Ryan Pickren shared his discoveries with Apple in December 2019. The company patched the camera exploit in Safari 13.0.5, released on Jan. 28; the remaining zero-days were fixed in Safari 13.1, released on March 24. They were assigned these CVEs: CVE-2020-3852, CVE-2020-3864, CVE-2020-3865, CVE-2020-3885, CVE-2020-3887, CVE-2020-9784, and CVE-2020-9787.

Last December, Pickren decided to dig into Safari to "hammer the browser with obscure corner cases" until he discovered weird behavior that could be combined into a kill chain. He already had experience hunting for Safari bugs: In late 2018, when he was a penetration tester for Amazon Web Services, Pickren received seven universal cross-site scripting (UXSS) CVEs in the browser. However, he notes, these were found before Apple opened its bug bounty program to all security researchers in December 2019. 

Pickren says his main goal for this project was to access the camera on iOS and macOS devices. All the other vulnerabilities he uncovered along the way were considered "bonus bugs."

"It took about two weeks of intense research," Pickren says of the process that led to the discovery of seven zero-days. The project required him to "dive deep into HTML spec" and spend "countless hours" doing trial and error, he adds. "I was honestly pretty surprised by how many speed bumps I ran into," he says. "However, I was lucky enough to find bypasses for all of them."

The camera security model in iOS and macOS "is pretty intense," Pickren writes in a technical blog post on his findings. As Apple users know, each app must be explicitly granted permission to access the camera and microphone. Most do this by displaying a pop-up alert on the screen.

But as with all rules, there is an exception: Apple's own apps have free camera access and can open it without asking permission. Further, Pickren adds, new Web technologies like the MediaDevices Web API allow websites to leverage Safari's permission to access the camera. "But ... this new web-based camera tech undermines the OS's native camera security model," he says.
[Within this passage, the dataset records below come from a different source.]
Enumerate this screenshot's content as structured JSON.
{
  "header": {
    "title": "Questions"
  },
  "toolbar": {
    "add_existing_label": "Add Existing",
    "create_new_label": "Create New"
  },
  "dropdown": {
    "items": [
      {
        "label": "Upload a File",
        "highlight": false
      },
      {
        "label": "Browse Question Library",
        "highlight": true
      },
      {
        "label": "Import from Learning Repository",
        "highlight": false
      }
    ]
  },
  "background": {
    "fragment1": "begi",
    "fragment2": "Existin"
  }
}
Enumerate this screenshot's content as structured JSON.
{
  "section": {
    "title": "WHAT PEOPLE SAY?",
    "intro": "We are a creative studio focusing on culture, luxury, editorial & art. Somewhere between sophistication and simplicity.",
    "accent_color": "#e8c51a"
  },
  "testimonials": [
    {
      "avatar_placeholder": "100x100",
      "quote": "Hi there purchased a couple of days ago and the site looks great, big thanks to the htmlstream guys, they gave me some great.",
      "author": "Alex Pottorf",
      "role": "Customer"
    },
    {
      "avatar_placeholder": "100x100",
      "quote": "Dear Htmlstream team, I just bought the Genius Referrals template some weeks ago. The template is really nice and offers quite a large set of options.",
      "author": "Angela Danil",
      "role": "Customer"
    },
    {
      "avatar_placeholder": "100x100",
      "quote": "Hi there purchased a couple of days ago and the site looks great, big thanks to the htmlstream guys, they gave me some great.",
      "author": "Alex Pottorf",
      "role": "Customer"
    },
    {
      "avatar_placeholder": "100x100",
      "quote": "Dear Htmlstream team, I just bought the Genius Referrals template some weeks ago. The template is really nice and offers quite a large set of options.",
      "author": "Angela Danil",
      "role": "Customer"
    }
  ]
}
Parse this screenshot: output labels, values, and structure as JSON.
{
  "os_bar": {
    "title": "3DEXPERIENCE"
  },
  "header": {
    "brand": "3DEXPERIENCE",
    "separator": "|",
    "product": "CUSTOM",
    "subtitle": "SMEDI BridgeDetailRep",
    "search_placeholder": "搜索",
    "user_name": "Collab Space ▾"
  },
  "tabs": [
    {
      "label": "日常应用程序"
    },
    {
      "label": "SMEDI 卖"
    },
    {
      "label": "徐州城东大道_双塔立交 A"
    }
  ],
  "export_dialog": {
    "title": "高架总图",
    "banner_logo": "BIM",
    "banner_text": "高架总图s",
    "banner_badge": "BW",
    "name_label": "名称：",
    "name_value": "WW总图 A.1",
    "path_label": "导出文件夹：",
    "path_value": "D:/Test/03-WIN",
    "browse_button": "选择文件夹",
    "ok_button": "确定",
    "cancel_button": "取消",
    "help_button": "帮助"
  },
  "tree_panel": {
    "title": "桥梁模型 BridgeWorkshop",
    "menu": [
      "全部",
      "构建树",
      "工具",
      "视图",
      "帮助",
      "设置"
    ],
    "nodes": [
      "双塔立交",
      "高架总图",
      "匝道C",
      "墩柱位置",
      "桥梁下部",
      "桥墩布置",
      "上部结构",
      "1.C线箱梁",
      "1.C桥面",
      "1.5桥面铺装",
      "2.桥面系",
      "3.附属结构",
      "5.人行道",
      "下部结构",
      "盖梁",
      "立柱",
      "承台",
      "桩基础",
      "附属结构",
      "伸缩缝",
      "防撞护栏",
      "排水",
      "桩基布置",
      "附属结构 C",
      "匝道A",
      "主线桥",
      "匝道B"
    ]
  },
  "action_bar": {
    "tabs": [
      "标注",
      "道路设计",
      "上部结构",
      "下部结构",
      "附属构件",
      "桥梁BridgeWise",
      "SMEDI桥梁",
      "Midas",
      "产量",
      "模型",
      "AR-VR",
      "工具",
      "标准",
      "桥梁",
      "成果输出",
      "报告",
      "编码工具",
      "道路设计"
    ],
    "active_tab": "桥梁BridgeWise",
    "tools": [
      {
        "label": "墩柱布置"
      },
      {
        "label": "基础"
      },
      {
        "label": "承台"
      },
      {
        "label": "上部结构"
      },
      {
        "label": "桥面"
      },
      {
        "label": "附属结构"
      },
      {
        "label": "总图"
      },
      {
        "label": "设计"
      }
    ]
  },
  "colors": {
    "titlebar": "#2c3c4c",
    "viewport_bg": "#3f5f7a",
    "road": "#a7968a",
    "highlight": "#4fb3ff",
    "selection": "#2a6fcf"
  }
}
The vulnerabilities he found exist in the way Safari parsed Uniform Resource Identifiers (URIs), managed Web origins, and initialized secure contexts. The camera attack chain could let malicious websites disguise themselves as trusted sites when viewed on Safari. If an attacker created a website and wanted camera access, it would only need to pretend to be a conference site like Skype or Zoom. Stringing the three flaws together would let the site access the camera.

"Any attacker with the ability to run JavaScript in the victim's browser can launch this attack," Pickren says. "A realistic scenario is a rogue ad banner," but any JavaScript code with the ability to create a pop-up – for example, a standalone website or browser extension – could work. Safari shows a red camera icon in the URL bar when the camera is accessed via desktop; however, someone not trained to look for this could miss it. There is no light indicator on any iOS devices. 

Pickren reported the bug to Apple under its Security Bounty Program rules and provided a live demo under BugPoC. Apple classified the camera exploit under the category "Network Attack without User Interaction: Zero-Click Unauthorized Access to Sensitive Data" and paid $75,000.